How do I CONCAT data from a dataframe to another dataframe?-CodePudding

I have built the following function and now .append will be removed from pandas in a future version. So I am weeling to convert this code with concat.

def MyDF(self,DF1,DF2):
    OutputDf = pd.DataFrame([]).reset_index(drop=True)
    for i in range(0,len(DF2)):
        OutputDf = OutputDf.append(DF2.loc[[i]])
        OutputDf = OutputDf.append(DF1.loc[(DF1['TheName'] == DF2['TheName'][i]) & (DF1['WGT'].apply(lambda x: float(x)) > 0) ])
        OutputDf = OutputDf.reset_index(drop=True)
    return OutputDf

I don't know how to use concat in this case, so how would I avoid .append there ?

Not sure that would work :

OutputDf = pd.Concat(OutputDf,DF2.loc[[i]])

CodePudding user response：

pandas.DataFrame.append and pandas.Series.append are Deprecated since version 1.4.0. See Deprecated DataFrame.append and Series.append

The alternative is using pandas.concat.

In OP's case, .append() is being used in two cases:

OutputDf = OutputDf.append(DF2.loc[[i]])
OutputDf = OutputDf.append(DF1.loc[(DF1['TheName'] == DF2['TheName'][i]) & (DF1['WGT'].apply(lambda x: float(x)) > 0) ])

Case 1

One can change to the following

OutputDf = pd.concat([OutputDf, DF2.loc[[i]]], ignore_index=True)

Case 2

One can change to the following

OutputDf = pd.concat([OutputDf, DF1.loc[(DF1['TheName'] == DF2['TheName'][i]) & (DF1['WGT'].apply(lambda x: float(x)) > 0) ]], ignore_index=True)

Notes:

As I do not have access to the dataframes and do not know the desired output, one might have to do some adjustments.

CodePudding user response：

I think pandas.concat() is easy to understand, so that, you just tell good bye to append and keep up to pandas.

At the beginning, just attention to objs, ignore_index and axis arguments. If you want to add rows one under the other, just you can give this with axis=0 argument. If you give axis=0, you can concat dataFrame objects vertically like .append(). If you give axis=1, this process will be done horizontally like the documentation says:

axis : {0/’index’, 1/’columns’}, default 0
The axis to concatenate along.

Also, you can use ignore_index rather than reset_index.

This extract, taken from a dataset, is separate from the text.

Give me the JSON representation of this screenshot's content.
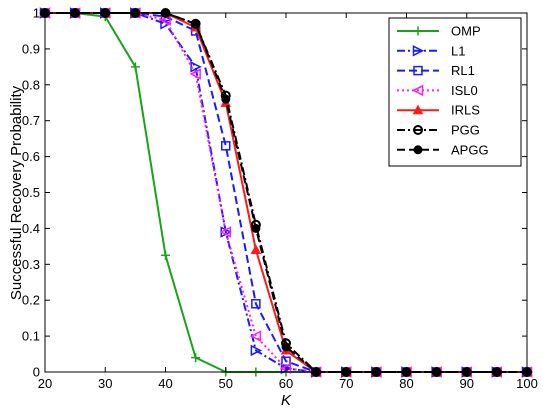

To organize indexes, you can use ignore_index=True argument.

Summarily, if you have 2 dataframes to concat like your question, you can use something like this:

def MyDF(self,DF1,DF2):
    OutputDf = pd.DataFrame([]).reset_index(drop=True)
    for i in range(0,len(DF2)):
        process1 = DF2.loc[[i]]
        process2 = DF1.loc[(DF1['TheName'] == DF2['TheName'][i]) & (DF1['WGT'].apply(lambda x: float(x)) > 0) ]
        OutputDf = pd.concat([process1, process2], ignore_index=True)
    return OutputDf

You can make this code much shorter but it will decrease to readability, obviously. You may want to use:

def MyDF(self,DF1,DF2):
    OutputDf = pd.DataFrame([]).reset_index(drop=True)
    for i in range(0,len(DF2)):
        OutputDf = pd.concat([DF2.loc[[i]], DF1.loc[(DF1['TheName'] == DF2['TheName'][i]) & (DF1['WGT'].apply(lambda x: float(x)) > 0) ]], ignore_index=True)
    return OutputDf

Or, you give the pd.concat() part to return, but it will be harder to read, so that, it is your decision. Just don't forget to use [] in your code, be careful that the usage of concat:

pd.concat([process1, process2])  # use [] inside concat for dataframes

If you directly use pd.concat(process1, process2), it will give an error.